MiFID II: Augenmaß ist gefordert

Ein gewaltiges Regelwerk soll die Finanzmärkte zähmen und den Anlegerschutz stärken. Warum das nur gelingen kann, wenn das europäische Gesetz bei der Umsetzung in nationales Recht nicht ausgehebelt wird.

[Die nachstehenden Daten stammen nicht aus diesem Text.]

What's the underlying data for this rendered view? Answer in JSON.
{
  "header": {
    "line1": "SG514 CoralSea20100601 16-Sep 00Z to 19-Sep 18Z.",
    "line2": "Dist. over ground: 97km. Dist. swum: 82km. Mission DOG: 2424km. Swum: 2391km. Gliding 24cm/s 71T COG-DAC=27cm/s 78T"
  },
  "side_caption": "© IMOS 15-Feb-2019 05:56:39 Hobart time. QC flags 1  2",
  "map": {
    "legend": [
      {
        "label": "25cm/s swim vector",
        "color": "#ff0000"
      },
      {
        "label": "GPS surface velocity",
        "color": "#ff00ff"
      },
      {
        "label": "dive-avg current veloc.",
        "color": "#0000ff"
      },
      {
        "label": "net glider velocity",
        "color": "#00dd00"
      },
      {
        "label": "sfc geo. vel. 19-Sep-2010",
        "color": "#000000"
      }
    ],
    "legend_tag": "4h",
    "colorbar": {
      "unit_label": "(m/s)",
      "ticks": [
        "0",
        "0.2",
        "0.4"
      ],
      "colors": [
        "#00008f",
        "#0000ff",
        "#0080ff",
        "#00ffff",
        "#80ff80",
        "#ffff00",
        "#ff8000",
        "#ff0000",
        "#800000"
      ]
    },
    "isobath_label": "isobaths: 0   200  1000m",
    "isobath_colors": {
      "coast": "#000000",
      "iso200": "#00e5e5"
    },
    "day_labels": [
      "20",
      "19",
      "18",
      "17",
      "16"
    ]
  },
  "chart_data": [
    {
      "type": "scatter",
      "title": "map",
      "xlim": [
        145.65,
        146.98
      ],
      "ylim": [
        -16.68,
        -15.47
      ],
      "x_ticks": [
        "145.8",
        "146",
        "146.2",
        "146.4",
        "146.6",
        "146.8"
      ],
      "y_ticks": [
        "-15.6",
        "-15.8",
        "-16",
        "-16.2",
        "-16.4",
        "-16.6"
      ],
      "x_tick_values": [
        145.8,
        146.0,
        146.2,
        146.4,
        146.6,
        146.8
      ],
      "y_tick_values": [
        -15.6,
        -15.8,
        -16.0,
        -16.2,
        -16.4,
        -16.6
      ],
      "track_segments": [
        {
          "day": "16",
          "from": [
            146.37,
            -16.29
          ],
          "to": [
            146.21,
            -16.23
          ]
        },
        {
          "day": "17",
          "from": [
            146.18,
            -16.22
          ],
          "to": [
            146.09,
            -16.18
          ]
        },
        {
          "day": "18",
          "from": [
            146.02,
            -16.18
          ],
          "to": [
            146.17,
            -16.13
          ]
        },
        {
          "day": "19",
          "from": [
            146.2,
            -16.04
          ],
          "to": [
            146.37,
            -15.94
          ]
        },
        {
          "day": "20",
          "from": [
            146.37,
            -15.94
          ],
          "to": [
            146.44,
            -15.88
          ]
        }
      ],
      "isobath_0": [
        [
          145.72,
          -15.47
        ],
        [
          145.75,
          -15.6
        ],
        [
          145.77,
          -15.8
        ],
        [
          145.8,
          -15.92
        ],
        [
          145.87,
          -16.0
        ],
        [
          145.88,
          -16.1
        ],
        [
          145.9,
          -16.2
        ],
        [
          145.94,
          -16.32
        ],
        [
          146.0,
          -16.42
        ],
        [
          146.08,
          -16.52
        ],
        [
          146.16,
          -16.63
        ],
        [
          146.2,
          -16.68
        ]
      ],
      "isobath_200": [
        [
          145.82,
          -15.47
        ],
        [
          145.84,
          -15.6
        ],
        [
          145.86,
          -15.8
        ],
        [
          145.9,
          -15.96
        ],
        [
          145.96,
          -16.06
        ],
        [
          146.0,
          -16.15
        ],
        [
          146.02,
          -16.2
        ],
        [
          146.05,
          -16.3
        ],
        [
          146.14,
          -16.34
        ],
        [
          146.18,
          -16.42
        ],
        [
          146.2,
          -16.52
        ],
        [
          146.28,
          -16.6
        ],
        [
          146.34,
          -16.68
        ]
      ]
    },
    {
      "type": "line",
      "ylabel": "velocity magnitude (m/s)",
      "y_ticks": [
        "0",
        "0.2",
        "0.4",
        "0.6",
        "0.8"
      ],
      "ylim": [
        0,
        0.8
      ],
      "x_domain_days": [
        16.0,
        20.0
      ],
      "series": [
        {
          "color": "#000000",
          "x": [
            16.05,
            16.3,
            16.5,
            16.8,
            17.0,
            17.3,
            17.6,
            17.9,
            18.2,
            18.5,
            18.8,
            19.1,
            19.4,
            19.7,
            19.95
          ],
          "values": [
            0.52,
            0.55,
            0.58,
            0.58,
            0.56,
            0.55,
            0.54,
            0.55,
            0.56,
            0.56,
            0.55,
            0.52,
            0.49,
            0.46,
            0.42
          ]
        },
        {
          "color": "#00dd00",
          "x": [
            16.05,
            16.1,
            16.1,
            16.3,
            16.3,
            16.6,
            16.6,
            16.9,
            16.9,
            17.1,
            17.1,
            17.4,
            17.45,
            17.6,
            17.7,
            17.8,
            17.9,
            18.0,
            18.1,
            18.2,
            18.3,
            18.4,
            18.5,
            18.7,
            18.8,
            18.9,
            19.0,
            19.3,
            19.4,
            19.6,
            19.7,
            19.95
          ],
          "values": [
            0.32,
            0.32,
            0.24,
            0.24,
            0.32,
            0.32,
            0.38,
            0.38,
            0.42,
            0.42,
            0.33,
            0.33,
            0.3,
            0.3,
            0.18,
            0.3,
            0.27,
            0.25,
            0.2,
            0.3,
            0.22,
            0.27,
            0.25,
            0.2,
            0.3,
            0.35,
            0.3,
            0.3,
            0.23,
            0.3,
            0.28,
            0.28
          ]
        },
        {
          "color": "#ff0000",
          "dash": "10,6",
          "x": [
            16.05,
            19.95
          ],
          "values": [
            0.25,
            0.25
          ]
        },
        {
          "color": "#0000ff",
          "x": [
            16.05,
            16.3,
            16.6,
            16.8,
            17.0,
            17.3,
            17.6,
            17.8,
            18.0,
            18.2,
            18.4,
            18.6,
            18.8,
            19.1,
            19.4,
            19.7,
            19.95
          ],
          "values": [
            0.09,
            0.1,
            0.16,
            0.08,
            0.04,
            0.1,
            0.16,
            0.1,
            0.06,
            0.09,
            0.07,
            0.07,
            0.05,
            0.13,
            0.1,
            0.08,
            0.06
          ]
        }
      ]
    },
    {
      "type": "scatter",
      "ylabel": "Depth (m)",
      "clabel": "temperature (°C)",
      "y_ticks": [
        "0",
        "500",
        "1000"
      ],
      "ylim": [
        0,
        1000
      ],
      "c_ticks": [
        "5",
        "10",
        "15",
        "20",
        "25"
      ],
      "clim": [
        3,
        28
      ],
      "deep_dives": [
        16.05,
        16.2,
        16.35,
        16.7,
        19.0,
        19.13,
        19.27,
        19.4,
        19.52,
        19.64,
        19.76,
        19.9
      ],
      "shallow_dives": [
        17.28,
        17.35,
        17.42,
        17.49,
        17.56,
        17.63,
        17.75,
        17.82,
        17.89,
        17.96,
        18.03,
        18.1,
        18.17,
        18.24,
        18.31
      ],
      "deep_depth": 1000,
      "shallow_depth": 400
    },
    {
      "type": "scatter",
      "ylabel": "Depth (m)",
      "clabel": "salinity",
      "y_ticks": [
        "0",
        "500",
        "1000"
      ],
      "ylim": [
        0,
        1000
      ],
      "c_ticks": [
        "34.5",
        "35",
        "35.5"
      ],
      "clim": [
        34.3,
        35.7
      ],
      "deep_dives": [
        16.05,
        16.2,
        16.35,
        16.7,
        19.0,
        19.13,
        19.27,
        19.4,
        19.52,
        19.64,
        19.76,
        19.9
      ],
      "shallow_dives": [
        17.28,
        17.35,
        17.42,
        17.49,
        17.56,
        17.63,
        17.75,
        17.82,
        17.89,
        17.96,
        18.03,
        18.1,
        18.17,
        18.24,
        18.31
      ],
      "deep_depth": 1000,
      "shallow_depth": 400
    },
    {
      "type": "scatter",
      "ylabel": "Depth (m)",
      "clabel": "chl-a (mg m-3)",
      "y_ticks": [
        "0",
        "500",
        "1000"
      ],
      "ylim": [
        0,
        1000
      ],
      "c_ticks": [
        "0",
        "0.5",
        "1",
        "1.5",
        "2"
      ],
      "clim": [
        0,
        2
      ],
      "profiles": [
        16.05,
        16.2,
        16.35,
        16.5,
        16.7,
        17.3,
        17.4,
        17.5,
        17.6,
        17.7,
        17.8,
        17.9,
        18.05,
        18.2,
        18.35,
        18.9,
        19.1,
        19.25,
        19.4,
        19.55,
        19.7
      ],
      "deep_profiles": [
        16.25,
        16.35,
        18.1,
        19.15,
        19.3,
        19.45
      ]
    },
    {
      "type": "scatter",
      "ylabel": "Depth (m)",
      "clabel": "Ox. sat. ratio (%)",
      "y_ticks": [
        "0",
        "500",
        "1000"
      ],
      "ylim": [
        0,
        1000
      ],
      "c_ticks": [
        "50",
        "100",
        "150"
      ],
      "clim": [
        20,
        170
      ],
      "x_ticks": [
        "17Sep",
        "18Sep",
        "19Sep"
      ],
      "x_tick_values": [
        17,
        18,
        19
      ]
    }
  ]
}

Gastbeitrag von Dr. Herbert Walter, Unternehmensberater

mifid
Herbert Walter: „Für den deutschen Markt hätte ein generelles Provisionsverbot nach
britischem Vorbild deutlich negative Folgen. Das liegt auch an der völlig anders
gestalteten Beratungslandschaft.“

Mitte Januar haben sich Europaparlament, EU-Kommission und Europäischer Rat grundsätzlich darauf geeinigt, die Finanzmärkte stärker an die Kandare zu nehmen. Herausgekommen ist dabei eine Weiterentwicklung der Finanzmarktrichtlinie MiFID, die „Markets in Financial Instruments Directive II“ oder kurz „MiFID II„.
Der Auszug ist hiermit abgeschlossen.